Darden Restaurants reported its EPS at $1.10, only slightly beating the consensus estimate due to weaker margins. The company announced its FY17 EPS guidance at $3.80-$3.90, below consensus of $3.98. “DRI’s FY17 guidance was the bigger surprise in the context of both recent business performance and its long-term algorithm,” analyst Andrew Strelzik wrote.
Darden Restaurants’ guidance seems to reflect a “redoubling of DRI’s efforts to maintain its comprehensive value advantage over the competitive set,” Strelzik mentioned. He added that the company intends to do this through more limited pricing and reinvestment of cost savings in food and service enhancements.

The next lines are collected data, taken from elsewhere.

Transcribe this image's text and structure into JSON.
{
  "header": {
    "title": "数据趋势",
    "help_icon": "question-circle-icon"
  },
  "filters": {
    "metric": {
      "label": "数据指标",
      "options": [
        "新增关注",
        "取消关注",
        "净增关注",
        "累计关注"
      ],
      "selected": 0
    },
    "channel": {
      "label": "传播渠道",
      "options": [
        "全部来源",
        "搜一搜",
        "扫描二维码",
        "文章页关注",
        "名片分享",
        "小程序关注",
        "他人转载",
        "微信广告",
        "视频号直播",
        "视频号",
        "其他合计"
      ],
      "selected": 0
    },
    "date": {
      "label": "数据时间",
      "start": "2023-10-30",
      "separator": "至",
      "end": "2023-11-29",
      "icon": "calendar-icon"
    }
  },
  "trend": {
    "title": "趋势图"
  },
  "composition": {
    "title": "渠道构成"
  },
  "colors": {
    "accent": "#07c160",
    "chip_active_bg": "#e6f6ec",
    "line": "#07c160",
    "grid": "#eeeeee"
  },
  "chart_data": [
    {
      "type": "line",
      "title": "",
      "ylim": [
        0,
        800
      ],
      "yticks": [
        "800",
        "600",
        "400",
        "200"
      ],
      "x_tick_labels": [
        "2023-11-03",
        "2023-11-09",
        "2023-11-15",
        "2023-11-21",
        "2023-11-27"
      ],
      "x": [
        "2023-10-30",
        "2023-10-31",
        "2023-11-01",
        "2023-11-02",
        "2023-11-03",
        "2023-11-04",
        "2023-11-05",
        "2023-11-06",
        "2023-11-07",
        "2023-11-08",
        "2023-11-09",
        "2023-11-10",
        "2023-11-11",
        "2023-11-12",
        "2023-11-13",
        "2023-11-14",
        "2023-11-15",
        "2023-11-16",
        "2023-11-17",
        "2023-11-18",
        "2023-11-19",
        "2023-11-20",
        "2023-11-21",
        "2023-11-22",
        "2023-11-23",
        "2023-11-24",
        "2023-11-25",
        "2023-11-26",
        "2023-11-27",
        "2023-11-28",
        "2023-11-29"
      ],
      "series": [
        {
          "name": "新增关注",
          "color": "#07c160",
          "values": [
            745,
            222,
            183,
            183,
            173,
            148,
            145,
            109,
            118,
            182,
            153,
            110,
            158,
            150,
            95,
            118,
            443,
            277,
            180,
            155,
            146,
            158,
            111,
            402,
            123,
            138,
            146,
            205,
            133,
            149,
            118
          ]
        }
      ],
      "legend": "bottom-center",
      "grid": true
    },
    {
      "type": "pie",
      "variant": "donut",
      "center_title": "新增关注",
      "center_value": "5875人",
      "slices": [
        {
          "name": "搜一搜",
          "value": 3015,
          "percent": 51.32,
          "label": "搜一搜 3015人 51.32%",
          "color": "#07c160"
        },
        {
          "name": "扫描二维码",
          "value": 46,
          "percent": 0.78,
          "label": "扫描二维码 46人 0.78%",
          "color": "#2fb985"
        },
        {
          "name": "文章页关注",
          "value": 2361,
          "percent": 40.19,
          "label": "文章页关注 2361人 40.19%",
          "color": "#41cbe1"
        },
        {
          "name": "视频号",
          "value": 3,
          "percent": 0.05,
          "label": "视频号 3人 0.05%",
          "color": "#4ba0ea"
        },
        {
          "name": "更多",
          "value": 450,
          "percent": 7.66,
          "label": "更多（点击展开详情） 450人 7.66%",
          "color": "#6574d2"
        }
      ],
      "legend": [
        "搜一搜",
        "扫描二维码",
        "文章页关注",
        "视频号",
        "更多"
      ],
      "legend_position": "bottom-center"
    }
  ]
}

Although increased reinvestment is limiting upside potential for Darden Restaurants’ EPS, while sluggish industry same-store sales trends have created some uncertainty, the company’s decision to increase reinvestment is encouraging and is needed to sustain same-store sales outperformance, since several peers are “increasingly adopting more focused comprehensive value strategies,” the analyst commented.
Moreover, DRI’s Darden Restaurants’ strategies continue to be attractive “in terms of simplification, unleashing the potential of off-premise sales, and better targeting customers through innovation/marketing optimization,” Strelzik noted. Also, there could be opportunities to increasingly deploy the company’s strong FCF given its relatively low leverage.